Michael Runkel (born May 20, 1969, in Neustadt an der Aisch) is a German travel photographer, author, speaker and traveler who has visited all 193 member states of the United Nations and has twice been nominated for the Travel Photographer of the Year.

== Career ==
Runkel was born in Neustadt an der Aisch, Bavaria, and earned a master's degree in economics and sports science after studying at Friedrich Alexander University in Erlangen-Nuremberg. In 2003, he added a master's degree in geography. He lives in Nuremberg. He is married to former pop singer Samantha Stollenwerck and has two children.

== Travel ==
In 1988, Michael Runkel embarked on his first trip outside of Europe with Interrail to Morocco, and since then, he says his travels around the world have taken him to all 193 UN countries. Christmas 2003 Michael Runkel survived the earthquake of Bam / Iran with tens of thousands of victims. He and a friend rescued ten other tourists and locals from the rubble of the collapsed building and were awarded the Gold Medal on the red ribbon for services to the Republic of Austria. The rescue story was the cover story of Reader's Digest worldwide. Impressed by the devastation and the experiences, Michael Runkel launched a relief project over the next five years that ended with the construction of a school (together with the Rudolf Walther Foundation), the reconstruction of the hotel where he stayed, and a project to educate widows who received no help from the local government (together with Arche Nova). His efforts were documented in the ARTE documentary.

In 2018, Michael Runkel visited Saudi Arabia as his last country, so he has now traveled to all countries.

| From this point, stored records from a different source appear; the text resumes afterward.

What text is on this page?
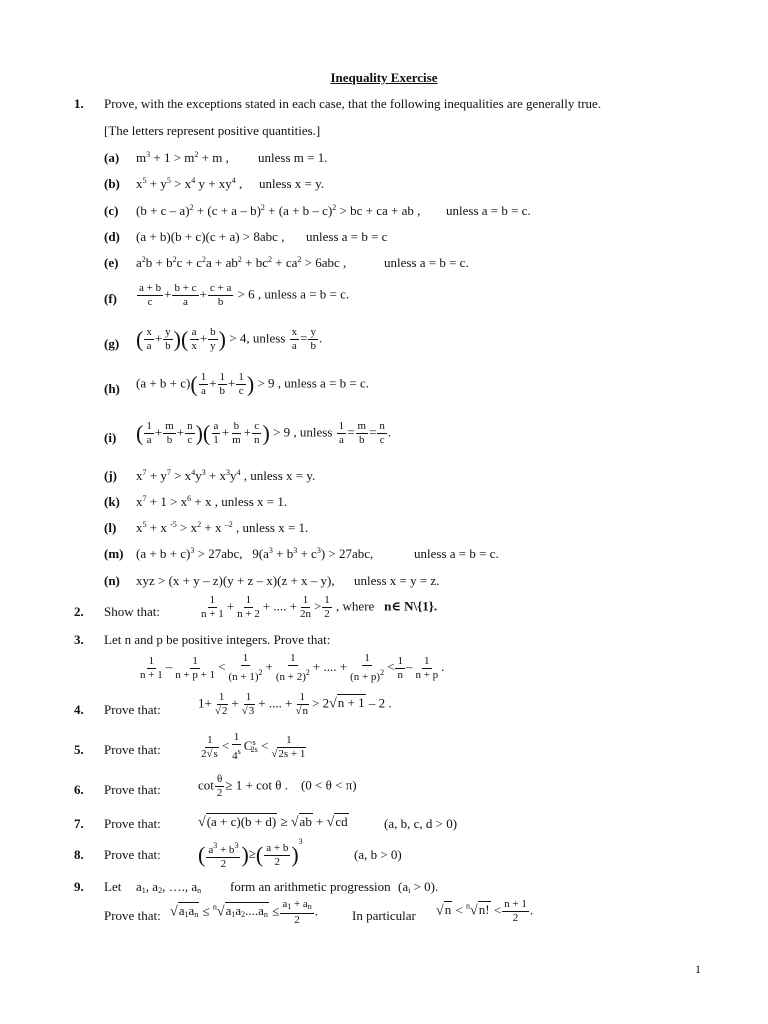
Inequality Exercise
1. Prove, with the exceptions stated in each case, that the following inequalities are generally true.
[The letters represent positive quantities.]
(a) $m^3 + 1 > m^2 + m$ , unless m = 1.
(b) $x^5 + y^5 > x^4$ $y + xy^4$ , unless x = y.
(c) $(b + c - a)^2 + (c + a - b)^2 + (a + b - c)^2$ > bc + ca + ab , unless a = b = c.
(d) (a + b)(b + c)(c + a) > 8abc , unless a = b = c
(e) $a^2b + b^2c + c^2a + ab^2 + bc^2 + ca^2 > 6abc$ ,	unless a = b = c.
$(f) \frac{a + b}{c} + \frac{b + c}{a} + \frac{c + a}{b} > 6$ , unless a = b = c.
(g) ( $\frac{x}{a} + \frac{y}{b}$ )( $\frac{a}{x} + \frac{b}{y}$ ) > 4, unless $\frac{x}{a} = \frac{y}{b}$ .
(h) $(a + b + c)( \frac{1}{a} + \frac{1}{b} + \frac{1}{c}$ ) > 9 , unless a = b = c.
(i) ( $\frac{1}{a} + \frac{m}{b} + \frac{n}{c}$ )( $\frac{a}{1} + \frac{b}{m} + \frac{c}{n}$ ) > 9 , unless $\frac{1}{a} = \frac{m}{b} = \frac{n}{c}$ .
(j) $x^7 + y^7 > x^4y^3 + x^3y^4$ , unless x = y.
(k) $x^7 + 1 > x^6 + x$ , unless x = 1.
(l) $x^5 + x$ $^{-5} > x^2 + x$ $^{-2}$ , unless x = 1.
(m) $(a + b + c)^3 > 27abc$,   $9(a^3 + b^3 + c^3) > 27abc$,	unless a = b = c.
(n) xyz > (x + y – z)(y + z – x)(z + x – y), unless x = y = z.
2. Show that:	$\frac{1}{n + 1} + \frac{1}{n + 2}$ + .... + $\frac{1}{2n} > \frac{1}{2}$ , where n∈ N\{1}.
3. Let n and p be positive integers. Prove that:
$\frac{1}{n + 1} - \frac{1}{n + p + 1} < \frac{1}{(n + 1)^2} + \frac{1}{(n + 2)^2}$ + .... + $\frac{1}{(n + p)^2} < \frac{1}{n} - \frac{1}{n + p}$ .
4. Prove that:	$1+ \frac{1}{√2} + \frac{1}{√3}$ + .... + $\frac{1}{√n} > 2√n + 1 - 2$ .
5. Prove that:	$\frac{1}{2√s} < \frac{1}{4^s} C^s_{2s} < \frac{1}{√2s + 1}$
6. Prove that:	$\cot \frac{\theta}{2} \ge 1 + \cot \theta$ .    (0 < θ < π)
7. Prove that:	√(a + c)(b + d) ≥ √ab + √cd	(a, b, c, d > 0)
8. Prove that: ( $\frac{a^3 + b^3}{2}$ )≥( $\frac{a + b}{2} )^3$
(a, b > 0)
9. Let $a_1$, $a_2$, …., $a_n$ form an arithmetic progression $(a_i > 0)$.
Prove that: $√a_1a_n \le ^n√a_1a_2....a_n \le \frac{a_1 + a_n}{2}$ .	In particular √n < $^n$√n! < $\frac{n + 1}{2}$ .
1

In the same year, he traveled to the North Pole on the nuclear-powered Russian icebreaker 50 Let Pobedy.

He has traveled to 1250 of 1301 regions around the world and is now the second most traveled person in the world. and mosttravelledpeople.travel.

Michael Runkel has appeared on television and radio programs. He has been featured, quoted or written about in dozens of publications, e.g. BBC, Fox News, Der Spiegel, Bild, Süddeutsche Zeitung and Reader's Digest.

== Photographer ==
His work as a photographer began in 1993 when, during the aftermath of the Khmer Rouge guerrilla movement, he met two New Zealand travel photographers who introduced him to the field of travel photography.

Over the years, he photographed for many tour operators. His images have appeared in guidebooks, newspapers, magazines, and various multimedia media, including The New York Times, National Geographic, GEO, Condé Nast Traveler and Lonely Planet.

A major focus of his work is UNESCO World Heritage Sites, which showcase the beauty and heritage of planet Earth. To date, he has photographed nearly 880 of 1157.

In 2018, Michael Runkel was included in the list of top travel photographers in the world by Photoshelter. In the same year, his pictures were exhibited in the Museum of Industrial Culture in Nuremberg with 15,000 visitors.

His first book, My Travels to the Ends of the World, contains images and stories from his journeys to remote corners of the world.

He also did the book design for his second book, a coffee table book entitled South Pacific.

In 2021 and 2022, Michael Runkel received a recommendation in the Travel Photographer of the Year award.

== Speaker ==
Michael Runkel has been invited to speak on photography, travel tips and about his travel experiences. In 2023, he appeared as a keynote speaker at the African Travel Content Creator Conference in Lagos, Nigeria, and at the MTP Travel Summit in Ciudad de la Paz in Equatorial Guinea.